How would you find $$\int\frac{1}{\sqrt{x+1} + \sqrt x} dx$$
I used $u$-substitution and got this far:
$u = \sqrt{x+1}$ which means $(u^2)-1 = x$
$du = 1/(2\sqrt{x-1}) dx = 1/2u dx$ which means $dx = 2udu$
That means the new integral is $$\int \frac{2u}{u + \sqrt{u^2-1}}du$$
What technique do I use to solve that new integral?
Thanks
On
Here is a route. $$ \begin{align} \int\frac{1}{\sqrt{x+1} + \sqrt{x}} {\rm d}x &=\int\frac{1}{(\sqrt{x+1} + \sqrt{x})} \times \frac{(\sqrt{x+1} - \sqrt{x})}{(\sqrt{x+1} - \sqrt{x})} {\rm d}x\\\\ &=\int \left(\sqrt{x+1} - \sqrt{x}\right) {\rm d}x \\\\ & = \int(x+1)^{1/2} {\rm d}x-\int x^{1/2} {\rm d}x\\\\ & =\frac{1}{1+1/2}(x+1)^{1+1/2} -\frac{1}{1+1/2}x^{1+1/2} +C\\\\ & =\frac 23 (x+1)^{3/2}-\frac 23 x^{3/2}+C\\\\ \end{align} $$ where $C$ is any constant.

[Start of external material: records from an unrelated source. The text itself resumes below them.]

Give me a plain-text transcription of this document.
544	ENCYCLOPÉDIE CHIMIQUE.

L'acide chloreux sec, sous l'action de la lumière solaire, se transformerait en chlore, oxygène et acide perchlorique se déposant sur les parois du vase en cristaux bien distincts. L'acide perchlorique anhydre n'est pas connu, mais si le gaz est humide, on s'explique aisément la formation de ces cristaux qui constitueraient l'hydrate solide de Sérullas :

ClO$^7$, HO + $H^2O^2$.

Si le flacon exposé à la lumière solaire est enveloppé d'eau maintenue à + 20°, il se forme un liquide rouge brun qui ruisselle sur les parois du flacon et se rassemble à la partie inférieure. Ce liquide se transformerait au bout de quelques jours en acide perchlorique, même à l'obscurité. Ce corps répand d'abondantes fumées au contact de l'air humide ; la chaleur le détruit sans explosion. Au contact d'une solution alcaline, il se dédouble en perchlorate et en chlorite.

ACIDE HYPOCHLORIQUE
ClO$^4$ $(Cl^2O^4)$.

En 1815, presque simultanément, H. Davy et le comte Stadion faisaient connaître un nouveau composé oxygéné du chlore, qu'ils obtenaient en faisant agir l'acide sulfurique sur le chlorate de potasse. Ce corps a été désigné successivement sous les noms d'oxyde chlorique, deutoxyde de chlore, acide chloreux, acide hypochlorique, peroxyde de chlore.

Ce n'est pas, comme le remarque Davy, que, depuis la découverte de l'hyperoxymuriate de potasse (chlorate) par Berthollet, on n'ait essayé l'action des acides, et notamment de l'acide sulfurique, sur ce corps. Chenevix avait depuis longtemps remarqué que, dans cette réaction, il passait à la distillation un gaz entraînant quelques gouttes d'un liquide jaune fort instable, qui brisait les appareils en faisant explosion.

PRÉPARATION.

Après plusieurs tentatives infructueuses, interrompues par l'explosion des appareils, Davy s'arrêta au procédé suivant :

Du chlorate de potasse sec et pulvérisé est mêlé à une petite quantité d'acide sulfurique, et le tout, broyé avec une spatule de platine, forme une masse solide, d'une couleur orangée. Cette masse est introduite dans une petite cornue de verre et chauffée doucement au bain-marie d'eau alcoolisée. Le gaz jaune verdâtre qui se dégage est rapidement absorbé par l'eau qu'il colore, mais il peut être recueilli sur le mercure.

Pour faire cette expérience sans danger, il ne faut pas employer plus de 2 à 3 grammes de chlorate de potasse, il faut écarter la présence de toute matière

Hint: instead of using a substitution, just rationalise the denominator in the original integral.
If you would really like to use a substitution, try $x=\sinh^2\theta$ and then reduce everything to exponentials.
If you actually want to evaluate your new integral, probably the easiest way is to go back to the original one. But $u=\cosh\theta$ should also work.